Will Smith almost lost the role in Independence Day because he's Black.
This article is more than 2 years old
As we pass through Independence Day in the U.S., it also passes the birthday of the classic sci-fi film of the same name. It would be hard to imagine what the film would be like without director Roland Emmerich and his co-writer Dean Devlin. It would also be hard to think of this 1996 blockbuster without its lead stars, Jeff Goldblum and Will Smith, but Smith almost did not make the cut due to his race.
For the 25th anniversary since its release in theaters, Emmerich and Devlin sat down with The Hollywood Reporter to dish out some trivia about the making of the film. This is where the casting issue came about Will Smith. It was not them who thought that the Fresh Prince of Bel-Air star would not make the cut. It was on 20th Century Fox, which stepped in with it being hesitant about casting him as a lead as he would not “work in international [markets]” and he is “unproven.”
The studio went further about its reasoning behind Will Smith being bad for the box office. Devlin said that they were told that if “you cast a Black guy in this part, you’re going to kill foreign [box office].” Their counterargument was simple as the movie is “about space aliens. It’s going to do fine foreign.”
Goldblum was thought of immediately, but the other side of the coin became a greater battle. Emmerich revealed that some other actors were being considered besides Will Smith. Ethan Hawke, who at the time starred in Richard Linklater’s 1995 film Before Sunrise, was one of the potential candidates. The filmmaker passed on him because he felt that Hawke was too young, thus leading to Smith and a battle with the suits at 20th Century Fox.
That was not enough to get Will Smith signed on. The filmmakers went back and forth with Fox about this decision. Eventually, Emmerich claimed that Universal was calling about Independence Day, and if they could not guarantee these two actors, then they would sign over to the rivaling studio.
With a budget of $75 million and a studio that was concerned over a Black actor as one of the leading roles, a lot was riding on Independence Day to rake in cash to prove Devlin and Emmerich were right with their casting. It turns out they made the right call. The domestic box office was a success with over $306 million. The international box office that Fox thought would be a disaster because of Will Smith blew those numbers away. International was over $511 million, adding to a total of over $817 million.

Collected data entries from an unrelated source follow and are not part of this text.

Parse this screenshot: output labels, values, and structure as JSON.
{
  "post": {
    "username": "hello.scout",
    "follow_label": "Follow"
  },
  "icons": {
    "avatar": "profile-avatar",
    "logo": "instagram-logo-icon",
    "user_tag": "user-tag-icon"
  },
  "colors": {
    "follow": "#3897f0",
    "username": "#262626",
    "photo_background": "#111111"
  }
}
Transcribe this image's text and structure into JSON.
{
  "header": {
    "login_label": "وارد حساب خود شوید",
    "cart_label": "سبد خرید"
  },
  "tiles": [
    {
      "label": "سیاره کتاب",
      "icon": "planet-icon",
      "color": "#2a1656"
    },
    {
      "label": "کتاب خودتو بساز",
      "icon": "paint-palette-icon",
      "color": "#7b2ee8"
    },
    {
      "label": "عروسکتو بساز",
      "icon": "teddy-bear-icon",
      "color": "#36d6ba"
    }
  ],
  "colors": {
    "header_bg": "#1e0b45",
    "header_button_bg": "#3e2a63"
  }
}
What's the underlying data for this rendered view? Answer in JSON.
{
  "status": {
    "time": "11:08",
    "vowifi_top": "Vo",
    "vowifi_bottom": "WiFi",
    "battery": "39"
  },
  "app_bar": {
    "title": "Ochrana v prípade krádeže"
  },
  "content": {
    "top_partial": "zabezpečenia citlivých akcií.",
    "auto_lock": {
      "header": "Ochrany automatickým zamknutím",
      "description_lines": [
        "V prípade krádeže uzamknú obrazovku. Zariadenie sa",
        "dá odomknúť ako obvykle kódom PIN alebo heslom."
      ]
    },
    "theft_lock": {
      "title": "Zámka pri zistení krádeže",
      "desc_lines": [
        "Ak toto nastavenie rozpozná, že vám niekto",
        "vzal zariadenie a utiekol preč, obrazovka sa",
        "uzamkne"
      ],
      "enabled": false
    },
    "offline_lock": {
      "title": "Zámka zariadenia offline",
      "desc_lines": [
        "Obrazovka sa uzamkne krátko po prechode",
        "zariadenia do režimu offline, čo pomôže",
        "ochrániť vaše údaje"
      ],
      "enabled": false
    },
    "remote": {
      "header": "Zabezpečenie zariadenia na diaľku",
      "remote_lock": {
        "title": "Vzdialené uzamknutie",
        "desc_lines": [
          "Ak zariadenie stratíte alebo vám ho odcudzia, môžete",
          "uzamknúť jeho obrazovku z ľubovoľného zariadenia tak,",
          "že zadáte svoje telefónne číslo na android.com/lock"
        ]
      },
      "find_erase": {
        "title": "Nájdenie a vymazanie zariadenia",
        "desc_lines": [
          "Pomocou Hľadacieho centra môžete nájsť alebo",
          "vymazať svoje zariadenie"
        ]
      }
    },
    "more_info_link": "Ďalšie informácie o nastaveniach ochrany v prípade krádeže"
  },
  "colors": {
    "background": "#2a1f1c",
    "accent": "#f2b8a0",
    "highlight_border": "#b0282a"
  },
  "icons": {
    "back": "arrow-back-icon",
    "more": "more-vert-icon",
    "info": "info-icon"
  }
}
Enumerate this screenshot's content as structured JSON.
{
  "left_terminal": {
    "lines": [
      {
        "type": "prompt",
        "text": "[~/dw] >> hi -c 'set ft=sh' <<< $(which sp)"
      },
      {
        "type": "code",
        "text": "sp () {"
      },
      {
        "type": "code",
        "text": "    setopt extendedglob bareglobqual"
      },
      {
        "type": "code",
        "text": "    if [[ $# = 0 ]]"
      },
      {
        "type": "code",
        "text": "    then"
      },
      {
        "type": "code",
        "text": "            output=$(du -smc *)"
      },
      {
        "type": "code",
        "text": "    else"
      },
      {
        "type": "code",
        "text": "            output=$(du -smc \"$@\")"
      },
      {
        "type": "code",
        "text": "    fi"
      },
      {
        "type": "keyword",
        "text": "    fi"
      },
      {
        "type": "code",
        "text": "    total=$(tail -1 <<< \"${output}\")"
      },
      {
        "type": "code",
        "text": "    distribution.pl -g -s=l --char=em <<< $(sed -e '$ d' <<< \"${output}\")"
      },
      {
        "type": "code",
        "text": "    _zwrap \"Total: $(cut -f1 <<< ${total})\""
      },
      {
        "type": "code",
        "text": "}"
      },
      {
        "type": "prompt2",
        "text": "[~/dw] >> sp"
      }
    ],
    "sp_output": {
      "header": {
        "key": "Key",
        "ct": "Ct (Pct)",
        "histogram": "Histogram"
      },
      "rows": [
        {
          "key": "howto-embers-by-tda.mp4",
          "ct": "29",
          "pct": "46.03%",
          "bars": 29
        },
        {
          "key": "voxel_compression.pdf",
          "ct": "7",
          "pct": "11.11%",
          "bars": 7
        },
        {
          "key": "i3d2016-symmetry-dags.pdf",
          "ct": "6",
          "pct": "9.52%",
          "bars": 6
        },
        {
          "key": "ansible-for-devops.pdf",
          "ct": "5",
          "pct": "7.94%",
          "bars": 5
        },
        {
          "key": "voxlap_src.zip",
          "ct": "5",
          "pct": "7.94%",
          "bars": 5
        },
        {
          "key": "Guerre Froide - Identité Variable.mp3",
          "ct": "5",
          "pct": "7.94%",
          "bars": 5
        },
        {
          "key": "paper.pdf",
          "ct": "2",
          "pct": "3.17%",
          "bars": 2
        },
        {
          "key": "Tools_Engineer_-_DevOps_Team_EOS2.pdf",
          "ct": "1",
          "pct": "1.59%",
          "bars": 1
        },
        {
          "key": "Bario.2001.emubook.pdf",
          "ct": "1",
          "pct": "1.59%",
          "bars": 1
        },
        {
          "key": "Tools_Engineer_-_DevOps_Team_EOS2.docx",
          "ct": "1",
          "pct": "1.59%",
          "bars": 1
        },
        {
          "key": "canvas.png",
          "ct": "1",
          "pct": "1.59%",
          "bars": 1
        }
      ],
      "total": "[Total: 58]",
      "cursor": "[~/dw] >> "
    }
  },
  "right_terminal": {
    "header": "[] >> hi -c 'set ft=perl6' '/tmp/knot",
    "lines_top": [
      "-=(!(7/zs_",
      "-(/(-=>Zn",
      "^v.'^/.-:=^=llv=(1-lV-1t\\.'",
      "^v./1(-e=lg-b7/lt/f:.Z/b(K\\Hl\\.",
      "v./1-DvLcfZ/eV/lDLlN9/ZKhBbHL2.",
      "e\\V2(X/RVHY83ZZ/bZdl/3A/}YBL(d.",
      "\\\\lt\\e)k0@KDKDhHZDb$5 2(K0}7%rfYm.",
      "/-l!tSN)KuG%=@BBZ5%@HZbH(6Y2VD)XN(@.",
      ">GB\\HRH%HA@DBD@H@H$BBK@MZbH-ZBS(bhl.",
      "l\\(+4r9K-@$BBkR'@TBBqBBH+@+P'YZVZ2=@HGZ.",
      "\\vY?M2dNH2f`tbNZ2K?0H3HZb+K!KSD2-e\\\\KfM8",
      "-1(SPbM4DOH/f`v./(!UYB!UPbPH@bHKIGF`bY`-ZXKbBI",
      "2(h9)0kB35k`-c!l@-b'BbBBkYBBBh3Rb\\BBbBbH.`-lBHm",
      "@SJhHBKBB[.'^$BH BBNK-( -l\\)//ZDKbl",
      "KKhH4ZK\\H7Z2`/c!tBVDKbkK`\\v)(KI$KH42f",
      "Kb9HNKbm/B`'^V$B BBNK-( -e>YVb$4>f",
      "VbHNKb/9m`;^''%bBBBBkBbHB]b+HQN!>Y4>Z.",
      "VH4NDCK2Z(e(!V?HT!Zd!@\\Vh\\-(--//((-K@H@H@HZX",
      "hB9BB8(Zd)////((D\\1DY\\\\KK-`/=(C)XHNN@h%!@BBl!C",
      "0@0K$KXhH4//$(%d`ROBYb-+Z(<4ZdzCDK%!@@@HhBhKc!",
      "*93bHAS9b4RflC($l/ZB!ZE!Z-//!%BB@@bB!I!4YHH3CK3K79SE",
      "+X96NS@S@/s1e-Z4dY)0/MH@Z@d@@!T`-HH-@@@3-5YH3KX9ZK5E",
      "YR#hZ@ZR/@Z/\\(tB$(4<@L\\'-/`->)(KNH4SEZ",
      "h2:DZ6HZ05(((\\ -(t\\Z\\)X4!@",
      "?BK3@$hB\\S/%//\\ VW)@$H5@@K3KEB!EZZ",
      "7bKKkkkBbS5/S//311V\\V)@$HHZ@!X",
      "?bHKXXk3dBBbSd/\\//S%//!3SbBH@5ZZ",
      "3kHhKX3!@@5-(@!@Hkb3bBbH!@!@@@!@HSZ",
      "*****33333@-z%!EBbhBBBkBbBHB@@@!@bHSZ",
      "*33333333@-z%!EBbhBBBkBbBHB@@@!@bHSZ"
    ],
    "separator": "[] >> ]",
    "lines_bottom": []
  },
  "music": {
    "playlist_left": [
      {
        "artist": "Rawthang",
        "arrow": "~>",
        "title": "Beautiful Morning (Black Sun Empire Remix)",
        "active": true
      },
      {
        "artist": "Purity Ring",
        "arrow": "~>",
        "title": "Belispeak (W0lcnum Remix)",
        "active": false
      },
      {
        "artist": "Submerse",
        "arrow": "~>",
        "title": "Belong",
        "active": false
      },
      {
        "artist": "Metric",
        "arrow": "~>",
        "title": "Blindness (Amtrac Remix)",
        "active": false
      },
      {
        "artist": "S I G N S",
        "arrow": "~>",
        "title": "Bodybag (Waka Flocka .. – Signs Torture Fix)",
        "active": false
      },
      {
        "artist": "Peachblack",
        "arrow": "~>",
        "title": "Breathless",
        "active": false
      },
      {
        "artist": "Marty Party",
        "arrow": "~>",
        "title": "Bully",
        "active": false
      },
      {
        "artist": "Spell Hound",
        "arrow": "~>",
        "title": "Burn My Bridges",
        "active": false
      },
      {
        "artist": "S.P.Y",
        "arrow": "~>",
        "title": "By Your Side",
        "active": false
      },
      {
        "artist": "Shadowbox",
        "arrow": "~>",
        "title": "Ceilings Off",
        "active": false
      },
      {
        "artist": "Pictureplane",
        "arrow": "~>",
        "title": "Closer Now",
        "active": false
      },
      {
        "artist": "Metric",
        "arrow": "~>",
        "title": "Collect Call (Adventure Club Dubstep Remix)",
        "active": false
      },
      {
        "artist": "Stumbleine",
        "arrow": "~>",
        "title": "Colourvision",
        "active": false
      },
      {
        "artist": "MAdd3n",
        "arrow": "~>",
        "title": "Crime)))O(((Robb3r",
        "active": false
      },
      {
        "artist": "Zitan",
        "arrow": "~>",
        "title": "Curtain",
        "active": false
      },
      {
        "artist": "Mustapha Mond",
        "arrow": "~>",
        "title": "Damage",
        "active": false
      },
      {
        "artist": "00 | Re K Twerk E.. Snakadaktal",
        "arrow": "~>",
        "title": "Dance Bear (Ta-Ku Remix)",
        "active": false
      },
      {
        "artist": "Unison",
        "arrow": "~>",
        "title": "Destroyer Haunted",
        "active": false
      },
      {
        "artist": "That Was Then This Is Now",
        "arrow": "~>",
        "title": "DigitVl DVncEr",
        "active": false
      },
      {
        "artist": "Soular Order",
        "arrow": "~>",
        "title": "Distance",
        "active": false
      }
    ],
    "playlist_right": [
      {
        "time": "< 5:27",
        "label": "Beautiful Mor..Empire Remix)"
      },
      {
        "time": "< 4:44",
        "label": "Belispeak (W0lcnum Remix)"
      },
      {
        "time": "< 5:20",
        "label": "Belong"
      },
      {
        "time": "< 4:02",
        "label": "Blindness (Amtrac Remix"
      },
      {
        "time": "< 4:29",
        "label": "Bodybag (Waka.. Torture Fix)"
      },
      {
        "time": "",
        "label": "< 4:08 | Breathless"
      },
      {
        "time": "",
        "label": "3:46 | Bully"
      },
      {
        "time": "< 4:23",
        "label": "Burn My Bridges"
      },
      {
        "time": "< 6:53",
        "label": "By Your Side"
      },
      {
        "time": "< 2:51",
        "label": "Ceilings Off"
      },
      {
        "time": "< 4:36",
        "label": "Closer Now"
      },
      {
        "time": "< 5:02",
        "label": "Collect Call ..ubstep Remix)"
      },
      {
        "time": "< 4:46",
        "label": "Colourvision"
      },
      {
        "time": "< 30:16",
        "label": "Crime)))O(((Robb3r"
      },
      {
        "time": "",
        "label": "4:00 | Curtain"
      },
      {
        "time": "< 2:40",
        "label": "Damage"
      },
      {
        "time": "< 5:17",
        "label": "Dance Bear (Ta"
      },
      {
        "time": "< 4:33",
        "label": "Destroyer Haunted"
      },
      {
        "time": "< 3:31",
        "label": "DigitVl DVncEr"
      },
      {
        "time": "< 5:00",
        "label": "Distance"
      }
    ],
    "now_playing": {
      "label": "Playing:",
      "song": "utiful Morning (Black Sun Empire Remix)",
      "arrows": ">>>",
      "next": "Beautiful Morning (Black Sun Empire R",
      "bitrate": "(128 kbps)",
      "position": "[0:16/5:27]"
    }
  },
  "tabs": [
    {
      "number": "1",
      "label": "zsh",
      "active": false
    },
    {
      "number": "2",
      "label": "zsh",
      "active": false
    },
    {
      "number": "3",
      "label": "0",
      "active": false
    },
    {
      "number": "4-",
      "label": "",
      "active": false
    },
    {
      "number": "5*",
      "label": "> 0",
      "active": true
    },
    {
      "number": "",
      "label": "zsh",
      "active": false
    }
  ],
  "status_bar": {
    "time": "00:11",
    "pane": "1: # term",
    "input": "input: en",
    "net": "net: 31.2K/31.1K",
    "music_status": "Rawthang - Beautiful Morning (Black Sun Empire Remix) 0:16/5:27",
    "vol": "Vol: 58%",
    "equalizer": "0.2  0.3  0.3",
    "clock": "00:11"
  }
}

Casting Will Smith turned out to be a classic move of going against the studio executive’s wishes and coming out on top as the film’s legacy would be cemented within pop culture. Memes and other references would spread across social media nearly 20 years later. It was so successful, this sci-fi action movie, something that normally gets ignored at the Academy Awards, won an Oscar for its visual effects and was nominated for its sound design.